Este planteamiento, en el que no por casualidad confluyen portavoces estadounidenses e israelíes, parece olvidar cómo se ha llegado hasta la situación actual de bloqueo y, sobre todo, da la espalda a la realidad que emana del panorama nacional, con Sharon convertido en un líder aparentemente más fortalecido, e internacional, con un liderazgo mundial estadounidense empeñado en redibujar el mapa de la región de acuerdo con sus intereses.

A lo largo de estos últimos diez años, el llamado Proceso de Paz se ha traducido para la población de los Territorios Palestinos en un incremento notable de su frustración y su desesperación. Por una parte, sufre una perdida sostenida en su nivel de vida (hasta llegar al punto de que las dos terceras partes de los 3,2 millones de palestinos que en ellos habitan no alcanzan unos ingresos diarios de dos dólares). Por otra, percibe que sus aspiraciones políticas (ser ciudadanos de un Estado independiente) están más lejos ahora que entonces. En consecuencia, no consigue ver las ventajas que supone un Proceso en el que sus representantes de la Autoridad Palestina están, simultáneamente, asediados e incapacitados para ejercer ni siquiera las limitadas competencias que les fueron transferidas en estos años. Perciben, al mismo tiempo, que la corrupción e ineficiencia del entramado administrativo liderado por Arafat no puede ni quiere sobreponerse a la imposición de las autoridades israelíes. Por último, constata que ninguna de las ofertas realizadas por los gobiernos israelíes, sean controlados por el Likud o por los laboristas, llega a cubrir los mínimos para hacer viable una entidad realmente soberana.

Por parte israelí, la población está obsesionada por su seguridad personal, sin comprender, en función de los resultados electorales del pasado día 28, que han sido sus propios dirigentes los que en mayor medida han contribuido a generar una situación en la que los enemigos de la paz están marcando la agenda.
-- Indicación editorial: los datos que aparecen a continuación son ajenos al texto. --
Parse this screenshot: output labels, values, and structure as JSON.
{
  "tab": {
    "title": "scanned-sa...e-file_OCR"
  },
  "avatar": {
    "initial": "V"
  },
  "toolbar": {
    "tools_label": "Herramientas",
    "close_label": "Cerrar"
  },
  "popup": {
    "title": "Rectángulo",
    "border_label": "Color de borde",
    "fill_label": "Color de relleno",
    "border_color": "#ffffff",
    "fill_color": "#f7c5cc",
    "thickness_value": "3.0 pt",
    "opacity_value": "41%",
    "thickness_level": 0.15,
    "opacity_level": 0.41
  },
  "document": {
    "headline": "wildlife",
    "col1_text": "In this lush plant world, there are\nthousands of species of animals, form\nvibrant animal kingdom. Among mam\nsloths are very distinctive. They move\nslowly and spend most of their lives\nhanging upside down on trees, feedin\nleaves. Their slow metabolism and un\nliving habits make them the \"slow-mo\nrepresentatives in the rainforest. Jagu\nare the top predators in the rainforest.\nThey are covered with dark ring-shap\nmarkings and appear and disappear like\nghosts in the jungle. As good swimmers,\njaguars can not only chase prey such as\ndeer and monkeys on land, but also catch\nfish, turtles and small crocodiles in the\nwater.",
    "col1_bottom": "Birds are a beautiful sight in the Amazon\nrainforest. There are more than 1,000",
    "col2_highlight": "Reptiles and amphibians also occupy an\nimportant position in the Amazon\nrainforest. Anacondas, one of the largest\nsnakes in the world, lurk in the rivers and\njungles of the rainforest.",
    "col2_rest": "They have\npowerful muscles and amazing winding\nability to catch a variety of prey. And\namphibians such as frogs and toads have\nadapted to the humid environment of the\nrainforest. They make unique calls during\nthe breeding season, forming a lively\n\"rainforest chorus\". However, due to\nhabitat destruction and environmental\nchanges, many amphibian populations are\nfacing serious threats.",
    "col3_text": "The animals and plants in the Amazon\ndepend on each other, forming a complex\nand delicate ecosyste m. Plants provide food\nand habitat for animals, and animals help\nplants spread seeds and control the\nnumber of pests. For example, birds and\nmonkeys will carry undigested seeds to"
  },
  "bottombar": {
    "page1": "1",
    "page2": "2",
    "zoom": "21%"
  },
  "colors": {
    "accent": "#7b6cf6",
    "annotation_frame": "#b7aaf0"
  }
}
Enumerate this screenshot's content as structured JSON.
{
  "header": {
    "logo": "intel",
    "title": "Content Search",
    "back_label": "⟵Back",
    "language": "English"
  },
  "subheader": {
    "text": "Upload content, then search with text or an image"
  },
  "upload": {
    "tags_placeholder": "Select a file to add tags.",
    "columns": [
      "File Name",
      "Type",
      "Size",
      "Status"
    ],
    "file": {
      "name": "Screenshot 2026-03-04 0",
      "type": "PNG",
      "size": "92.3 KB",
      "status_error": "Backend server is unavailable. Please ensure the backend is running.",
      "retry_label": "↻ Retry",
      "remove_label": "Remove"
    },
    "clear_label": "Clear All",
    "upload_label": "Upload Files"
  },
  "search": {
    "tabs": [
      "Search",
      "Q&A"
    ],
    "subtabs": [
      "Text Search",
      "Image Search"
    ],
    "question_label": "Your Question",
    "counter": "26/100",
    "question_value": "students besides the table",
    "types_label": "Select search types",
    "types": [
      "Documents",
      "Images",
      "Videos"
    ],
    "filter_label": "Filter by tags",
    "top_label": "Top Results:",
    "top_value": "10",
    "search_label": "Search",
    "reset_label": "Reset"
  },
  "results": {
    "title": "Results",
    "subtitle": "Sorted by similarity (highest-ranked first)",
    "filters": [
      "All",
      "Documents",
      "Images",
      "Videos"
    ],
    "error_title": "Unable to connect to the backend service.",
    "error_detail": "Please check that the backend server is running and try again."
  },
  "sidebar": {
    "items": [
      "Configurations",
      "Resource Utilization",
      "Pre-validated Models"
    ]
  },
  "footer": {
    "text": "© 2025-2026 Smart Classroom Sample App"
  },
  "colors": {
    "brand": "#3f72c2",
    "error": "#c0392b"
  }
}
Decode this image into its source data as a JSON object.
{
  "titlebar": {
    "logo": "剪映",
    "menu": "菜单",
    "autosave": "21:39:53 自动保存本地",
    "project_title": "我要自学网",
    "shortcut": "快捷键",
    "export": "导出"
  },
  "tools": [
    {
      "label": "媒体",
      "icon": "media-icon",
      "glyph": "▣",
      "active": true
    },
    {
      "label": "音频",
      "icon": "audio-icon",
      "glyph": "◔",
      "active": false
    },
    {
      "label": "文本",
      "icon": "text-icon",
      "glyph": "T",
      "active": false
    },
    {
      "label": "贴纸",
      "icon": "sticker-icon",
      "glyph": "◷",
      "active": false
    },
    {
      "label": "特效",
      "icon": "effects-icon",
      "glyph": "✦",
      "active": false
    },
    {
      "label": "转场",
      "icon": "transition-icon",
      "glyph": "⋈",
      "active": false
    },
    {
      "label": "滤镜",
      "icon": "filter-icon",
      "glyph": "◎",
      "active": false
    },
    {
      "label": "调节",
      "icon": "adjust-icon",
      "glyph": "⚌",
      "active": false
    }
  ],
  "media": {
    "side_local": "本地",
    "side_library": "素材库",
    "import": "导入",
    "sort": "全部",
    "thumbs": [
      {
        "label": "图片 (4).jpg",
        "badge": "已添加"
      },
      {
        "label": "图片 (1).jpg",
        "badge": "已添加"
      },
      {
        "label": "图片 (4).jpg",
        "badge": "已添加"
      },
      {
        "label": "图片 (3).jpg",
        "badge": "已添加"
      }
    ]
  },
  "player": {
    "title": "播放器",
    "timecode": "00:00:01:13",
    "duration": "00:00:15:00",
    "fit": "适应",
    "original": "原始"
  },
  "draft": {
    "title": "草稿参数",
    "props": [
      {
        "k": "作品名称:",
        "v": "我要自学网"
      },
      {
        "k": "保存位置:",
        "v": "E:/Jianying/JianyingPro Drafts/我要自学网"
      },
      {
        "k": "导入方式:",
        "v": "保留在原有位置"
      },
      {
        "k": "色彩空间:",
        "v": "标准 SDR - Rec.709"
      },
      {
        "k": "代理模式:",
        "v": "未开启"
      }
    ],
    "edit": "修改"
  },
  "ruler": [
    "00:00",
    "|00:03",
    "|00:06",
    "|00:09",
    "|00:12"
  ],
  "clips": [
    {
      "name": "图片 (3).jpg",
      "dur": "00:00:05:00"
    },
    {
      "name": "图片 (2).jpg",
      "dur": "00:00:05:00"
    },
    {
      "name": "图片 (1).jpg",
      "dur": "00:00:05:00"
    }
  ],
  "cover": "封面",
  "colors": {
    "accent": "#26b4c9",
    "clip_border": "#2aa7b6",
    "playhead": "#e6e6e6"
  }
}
A pesar de que la sucesión de guerras abiertas, desde 1948, parecía haber convencido a las partes de que únicamente la negociación política les permitiría alcanzar sus respectivos objetivos, Sharon ha reabierto claramente la vía de la fuerza como instrumento definitivo. Tras su victoria, su agenda inmediata está centrada en varios frentes. En primer lugar, en la necesidad de atraer apoyos para la formación de un nuevo gobierno que, en todo caso, no verá la luz hasta finales de este mismo mes. La clave está, paradójicamente, en manos de los laboristas. Sería una buena noticia, para quienes todavía confían en un cambio futuro de la opinión pública israelí, que las huestes lideradas por el derrotado Mitzna aceptaran una «travesía del desierto» y resistieran las presiones para entrar en el gabinete. Su entrada sólo serviría para legitimar una estrategia dirigida a la reocupación de los Territorios y una expulsión de los palestinos (probablemente a Jordania). Por el contrario, su rechazo a participar en la coalición gubernamental daría como resultado un gabinete débil, sometido como tantas otras veces al chantaje que ejercen abiertamente los partidos ultranacionalistas y ultraortodoxos, que tendría que recurrir nuevamente a las urnas en poco tiempo. Además, posibilitaría la reconstrucción de una plataforma política favorable a la negociación, en la que pusiera verse reflejada una mayoría de la población israelí.

Por otra parte, Sharon está muy interesado en renovar los vínculos con Washington (en unos días se entrevistará, por octava vez en estos últimos dos años, con Bush). En el marco de la campaña contra Iraq, Sharon espera seguir contando con ese fundamental apoyo que le ha servido en estos últimos tiempos para frenar la iniciativa del Cuarteto de poner en marcha el «mapa de carreteras», que debería conducir a una vuelta a la mesa de diálogo. También espera ver confirmado el apoyo militar a su seguridad (ante posibles ataques procedentes de Iraq) y el permiso para disponer de un amplio margen de maniobra para resolver la cuestión palestina a su manera. Todavía habría que añadir su interés por obtener el aval financiero, por un importe total de unos 12.000 millones de dólares, para poder poner en marcha medidas económicas de choque, que faciliten una salida de la actual recesión.

En función de los antecedentes y del comportamiento de los principales protagonistas, no cabe llevarse a engaño. Sharon tratará de aprovechar que la atención mundial está ya centrada en Iraq para rematar su tarea pendiente, utilizando la fuerza para lograr una situación de ventaja que le permita, cuando obligado tenga que volver a la mesa de negociaciones, imponer sus criterios sin oposición. Nada permite pensar que el esfuerzo diplomático, relativo en todo caso, que pueda forzar esa vuelta al diálogo implique una exigencia a Israel para que presente ofertas serias. Aun en el caso de que finalmente Sharon llegara a aceptar el «mapa de carreteras» como punto de partida, le quedan muchas vías de escape para evitar compromisos (y renuncias) reales que pudieran satisfacer las demandas palestinas. En definitiva, la hipotética reapertura de las mesas de negociación, que en ningún caso se producirá antes de que Sharon considere suficientemente descabezada la resistencia palestina, no debe interpretarse necesariamente como una buena noticia para la paz.